Well I think it goes back to what I was just saying. I knew what I was doing when I got into this and I was going to tell people what I think they needed to hear, not necessarily what they wanted to hear. And as I said, I would rather lose having fought for the things I passionately believe are right for our country and being true to my values than win on a false promise.

 

Nick Robinson [00:25:46]

Isn’t the problem that in the language of Boris Johnson, you are what he calls a gloomster when what the country needs is a booster?

 

Rishi Sunak [00:25:55]

Nick, we started this programme, you put a graphic up there that talked about energy bills going up to almost £4000. Look no amount of boosterism language is going to help Graham figure out how to get through the winter. What we need is someone who actually understands what’s going on, has got a clear sense of how to manage our economy through what is going to be a challenging time, focused on going to help people like Graham that we’ve talked about, and then take this country to place where it can look forward to a much brighter future. This is what I can do. No amount of starry eyed boosterism is going to solve any of the emergencies that we just talked about.

 

Nick Robinson [00:26:29]

It’s like a personal emergency. The boiler breaks down. You call in the plumber, and you’re like the guy who says, Look, it’s worse than you thought. It’s going to cost you a fortune. And then I charge you a fortune in the past. The country needs someone that says, Don’t worry, I can fix it.

 

Rishi Sunak [00:26:47]

Yeah, and that’s what I’m gonna do, Nick. And it’s not me saying that, you put the figures up because those are what the figures that are happening.
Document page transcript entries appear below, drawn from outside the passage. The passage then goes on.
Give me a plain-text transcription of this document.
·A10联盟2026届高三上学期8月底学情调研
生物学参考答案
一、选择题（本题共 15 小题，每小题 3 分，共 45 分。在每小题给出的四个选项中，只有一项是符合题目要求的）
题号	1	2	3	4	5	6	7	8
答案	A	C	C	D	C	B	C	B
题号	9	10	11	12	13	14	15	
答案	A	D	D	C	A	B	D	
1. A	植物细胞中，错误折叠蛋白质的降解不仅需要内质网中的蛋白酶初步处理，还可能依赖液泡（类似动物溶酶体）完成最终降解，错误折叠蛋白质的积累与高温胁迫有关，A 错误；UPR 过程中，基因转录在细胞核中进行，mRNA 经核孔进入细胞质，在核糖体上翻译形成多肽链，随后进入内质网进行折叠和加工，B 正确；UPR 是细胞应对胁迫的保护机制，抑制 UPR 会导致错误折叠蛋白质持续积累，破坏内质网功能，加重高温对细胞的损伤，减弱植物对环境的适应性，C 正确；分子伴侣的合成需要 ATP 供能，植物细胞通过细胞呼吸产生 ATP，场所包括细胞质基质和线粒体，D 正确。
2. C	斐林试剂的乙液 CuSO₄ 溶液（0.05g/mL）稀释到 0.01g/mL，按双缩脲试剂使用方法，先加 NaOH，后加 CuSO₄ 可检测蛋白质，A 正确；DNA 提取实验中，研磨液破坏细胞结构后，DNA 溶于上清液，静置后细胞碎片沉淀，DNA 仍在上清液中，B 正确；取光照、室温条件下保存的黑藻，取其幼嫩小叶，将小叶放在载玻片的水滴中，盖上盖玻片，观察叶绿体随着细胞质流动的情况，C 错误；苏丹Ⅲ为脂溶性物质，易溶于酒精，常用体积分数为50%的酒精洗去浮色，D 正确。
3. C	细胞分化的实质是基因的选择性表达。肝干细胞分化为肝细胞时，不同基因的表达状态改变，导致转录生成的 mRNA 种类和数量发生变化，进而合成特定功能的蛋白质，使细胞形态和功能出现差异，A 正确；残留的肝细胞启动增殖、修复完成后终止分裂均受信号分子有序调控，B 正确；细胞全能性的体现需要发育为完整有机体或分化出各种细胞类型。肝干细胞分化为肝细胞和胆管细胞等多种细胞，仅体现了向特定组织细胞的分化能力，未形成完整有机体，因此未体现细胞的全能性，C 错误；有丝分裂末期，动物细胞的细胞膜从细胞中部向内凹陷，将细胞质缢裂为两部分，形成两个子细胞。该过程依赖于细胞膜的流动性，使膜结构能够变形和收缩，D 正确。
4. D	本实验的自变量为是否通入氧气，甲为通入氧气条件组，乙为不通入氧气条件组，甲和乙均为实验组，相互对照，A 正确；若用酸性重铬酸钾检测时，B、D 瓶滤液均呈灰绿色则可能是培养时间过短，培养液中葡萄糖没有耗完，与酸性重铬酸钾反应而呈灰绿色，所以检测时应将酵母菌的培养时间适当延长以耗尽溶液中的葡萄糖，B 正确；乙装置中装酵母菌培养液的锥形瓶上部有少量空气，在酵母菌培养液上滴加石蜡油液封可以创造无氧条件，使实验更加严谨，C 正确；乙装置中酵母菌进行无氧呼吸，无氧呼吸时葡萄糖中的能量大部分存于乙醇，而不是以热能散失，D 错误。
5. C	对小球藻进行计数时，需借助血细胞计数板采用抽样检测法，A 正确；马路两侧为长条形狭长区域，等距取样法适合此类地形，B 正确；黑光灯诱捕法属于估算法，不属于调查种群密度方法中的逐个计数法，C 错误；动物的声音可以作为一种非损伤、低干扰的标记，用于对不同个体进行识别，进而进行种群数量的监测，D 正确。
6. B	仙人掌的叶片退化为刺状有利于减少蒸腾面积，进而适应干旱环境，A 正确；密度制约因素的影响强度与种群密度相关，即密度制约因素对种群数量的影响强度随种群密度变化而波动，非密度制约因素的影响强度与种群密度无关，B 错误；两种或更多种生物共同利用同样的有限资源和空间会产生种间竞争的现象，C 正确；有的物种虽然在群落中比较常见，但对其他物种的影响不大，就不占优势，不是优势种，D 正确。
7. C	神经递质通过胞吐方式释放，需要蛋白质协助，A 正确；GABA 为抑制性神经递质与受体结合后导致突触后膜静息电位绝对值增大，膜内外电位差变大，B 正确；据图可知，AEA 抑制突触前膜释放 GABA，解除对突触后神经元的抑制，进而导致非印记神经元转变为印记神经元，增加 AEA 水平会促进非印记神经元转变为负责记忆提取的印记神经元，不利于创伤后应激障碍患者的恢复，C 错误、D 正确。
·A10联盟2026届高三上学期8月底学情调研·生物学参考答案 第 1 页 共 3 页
That’s what people are going to have to grapple with. And people know that I’ve got the experience to deal with challenges like that because there was a press conference a couple of years ago where I stood up and there were millions of people who were enormously worrying about what was about to happen to this country, and I put in place the systems, the processes to get our country through it and make sure that we’re resilient on the other side. I will do that again and lead us to a much brighter future.

 

Nick Robinson [00:27:15]

Finally, in just under half an hour, you and I have gone through a whole series of emergencies, a whole lot more I’m sure you wanted to say on lots of them. Been an emergency in the economy and emergency over energy bills, an emergency in the NHS, an emergency with our borders and our standards in public life. When you discover who’s been running the country for the past 12 years, you’re going to be really cross aren’t you?

 

Rishi Sunak [00:27:36]

Well actually, there was lots I was very proud of to have participated in government. We talked about the pandemic response, protecting over 10 million jobs, saving businesses, ensuring that our economy remained resilient through the worse shocker in 300 years. I’m proud of what I achieved, and I’m not going to run away from that, and it’s actually, that’s why people now should look at me as the person who can be the person to lead us forward. I’ve got the experience to handle difficult things. They know that because they’ve seen it. My judgement is right about tackling inflation and tackling the cost of living. And they can trust me. Because as they’ve seen in the leadership contest, I’ve been honest with them about challenges. Doesn’t make my life easy. But that’s how I am. That’s how I’ll be Prime Minister. I’ll be straight with people, and that’s what leadership is about.